Oh my god, hope not.. Instead hope we and our children can still physically sit on an exotic beach and make a call to friends. And experience through a multimedia device what happens at home, read any book, listen to any music share anything with anybody of our choice, buy and sell and by doing so experience great freedom and efficiency. The good thing is, seems we are there already.

Thursday, April 8, 2010

When an apple is better than an orange -April 8th

By Magnus Ingelsten

7 years ago the mobile world was completely different. It was all about telephony, SMS, MMS, PIM and business usage. You uploaded ripped MP3 music files to your mobile and it competed with MP3 players. The multinational music corporations were standing appalled to see their music got copied and stolen from various web servers.

Then Apple having introduced their I-Pods, which totally outdid the MP3 player market, launched i-Tunes. In one week (yes 1 week) Steve Jobs could simply confirm that they had become the world’s leading music distributor on the web with one million downloads (April 2003).

In February Apple gave away a grand price of 10.000 USD to the customer that got their web counter doing 11 digits (10 billion downloads). Now is´t that a success? The real boost for downloads came with the release of the I-Pod Touch and the I-Phone.

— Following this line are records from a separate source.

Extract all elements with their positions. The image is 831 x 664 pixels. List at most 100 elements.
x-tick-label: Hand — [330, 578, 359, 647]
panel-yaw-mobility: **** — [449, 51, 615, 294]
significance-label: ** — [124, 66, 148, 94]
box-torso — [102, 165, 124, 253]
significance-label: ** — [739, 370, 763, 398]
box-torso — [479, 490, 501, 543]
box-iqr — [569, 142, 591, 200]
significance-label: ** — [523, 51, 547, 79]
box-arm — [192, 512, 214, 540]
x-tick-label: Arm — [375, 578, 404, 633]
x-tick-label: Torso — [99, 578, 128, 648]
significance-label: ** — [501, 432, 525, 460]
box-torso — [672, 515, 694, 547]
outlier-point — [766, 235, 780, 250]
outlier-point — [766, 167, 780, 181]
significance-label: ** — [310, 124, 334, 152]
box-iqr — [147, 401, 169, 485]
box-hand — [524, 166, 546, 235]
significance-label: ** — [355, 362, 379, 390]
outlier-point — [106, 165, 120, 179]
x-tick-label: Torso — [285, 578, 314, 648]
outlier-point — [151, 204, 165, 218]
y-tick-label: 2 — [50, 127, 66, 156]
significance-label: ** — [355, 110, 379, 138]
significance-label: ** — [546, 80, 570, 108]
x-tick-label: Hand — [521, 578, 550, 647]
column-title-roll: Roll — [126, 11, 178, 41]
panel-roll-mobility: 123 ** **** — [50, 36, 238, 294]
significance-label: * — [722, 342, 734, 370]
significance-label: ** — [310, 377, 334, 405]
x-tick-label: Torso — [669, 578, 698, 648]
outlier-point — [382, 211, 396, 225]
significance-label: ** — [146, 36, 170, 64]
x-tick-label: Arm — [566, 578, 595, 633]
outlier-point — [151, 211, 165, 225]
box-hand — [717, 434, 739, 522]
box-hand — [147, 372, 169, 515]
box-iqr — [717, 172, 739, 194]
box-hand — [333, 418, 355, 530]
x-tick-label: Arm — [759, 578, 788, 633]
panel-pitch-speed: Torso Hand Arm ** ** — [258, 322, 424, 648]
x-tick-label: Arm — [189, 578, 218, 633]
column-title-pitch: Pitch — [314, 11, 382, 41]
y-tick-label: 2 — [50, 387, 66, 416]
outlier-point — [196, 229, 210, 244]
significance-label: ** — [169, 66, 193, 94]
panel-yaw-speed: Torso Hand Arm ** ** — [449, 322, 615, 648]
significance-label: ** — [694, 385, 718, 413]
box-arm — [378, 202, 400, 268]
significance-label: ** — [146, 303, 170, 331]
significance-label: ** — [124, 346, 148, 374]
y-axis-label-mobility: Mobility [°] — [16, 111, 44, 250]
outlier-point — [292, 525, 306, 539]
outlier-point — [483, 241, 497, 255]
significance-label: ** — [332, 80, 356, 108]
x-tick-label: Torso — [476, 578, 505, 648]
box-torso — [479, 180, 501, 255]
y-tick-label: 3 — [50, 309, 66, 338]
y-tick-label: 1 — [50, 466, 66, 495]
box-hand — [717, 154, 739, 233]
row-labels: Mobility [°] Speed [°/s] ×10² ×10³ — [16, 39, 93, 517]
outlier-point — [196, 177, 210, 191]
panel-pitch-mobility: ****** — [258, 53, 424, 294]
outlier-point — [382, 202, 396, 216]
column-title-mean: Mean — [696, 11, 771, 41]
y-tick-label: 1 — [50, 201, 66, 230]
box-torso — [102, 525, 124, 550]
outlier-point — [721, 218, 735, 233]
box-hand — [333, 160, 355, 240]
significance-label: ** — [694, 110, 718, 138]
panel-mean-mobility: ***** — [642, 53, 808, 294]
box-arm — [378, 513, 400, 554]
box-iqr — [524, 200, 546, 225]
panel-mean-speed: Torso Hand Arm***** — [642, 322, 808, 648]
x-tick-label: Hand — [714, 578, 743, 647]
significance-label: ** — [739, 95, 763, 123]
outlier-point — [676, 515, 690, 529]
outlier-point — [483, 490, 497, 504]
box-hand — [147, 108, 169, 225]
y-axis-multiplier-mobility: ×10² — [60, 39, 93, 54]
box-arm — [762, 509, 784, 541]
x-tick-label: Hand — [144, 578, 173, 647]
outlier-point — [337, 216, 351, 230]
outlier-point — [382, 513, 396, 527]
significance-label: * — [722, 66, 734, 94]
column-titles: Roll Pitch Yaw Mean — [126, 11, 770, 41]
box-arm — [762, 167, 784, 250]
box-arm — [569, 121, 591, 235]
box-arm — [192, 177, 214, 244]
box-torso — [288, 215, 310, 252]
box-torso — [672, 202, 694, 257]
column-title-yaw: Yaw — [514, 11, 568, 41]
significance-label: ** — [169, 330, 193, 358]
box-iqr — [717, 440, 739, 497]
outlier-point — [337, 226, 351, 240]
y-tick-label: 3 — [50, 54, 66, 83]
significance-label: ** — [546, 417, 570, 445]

During this time the share price increased from 7 to 200 USD (2003-2010). Over the last year alone the share price has risen with 120%.

Now the I-Pad is launched, and it will be a success. First day 300.000 units sold, over one million apps were purchased, over 250,000 books downloaded. (The i-Phone sold 270.00 units on it´s introduction day three years ago). And it is a movie player and you can get movies from i-Tunes from 1.99 USD. And it’s a game player and it is a e-reader, and it can become a .... ?

Tonight, April 8th I-phone 4.0 will be presented to the assembled press in Cupertino. And what about their i-Ad, mobile advertising service? The screen on i-Pad and iPhone is a great real estate that can be sold to agencies and connected to distribution of content from i-Tunes.

Again, the mobile world has changed dramatically, and we sure know that an apple is different from an orange or a pear.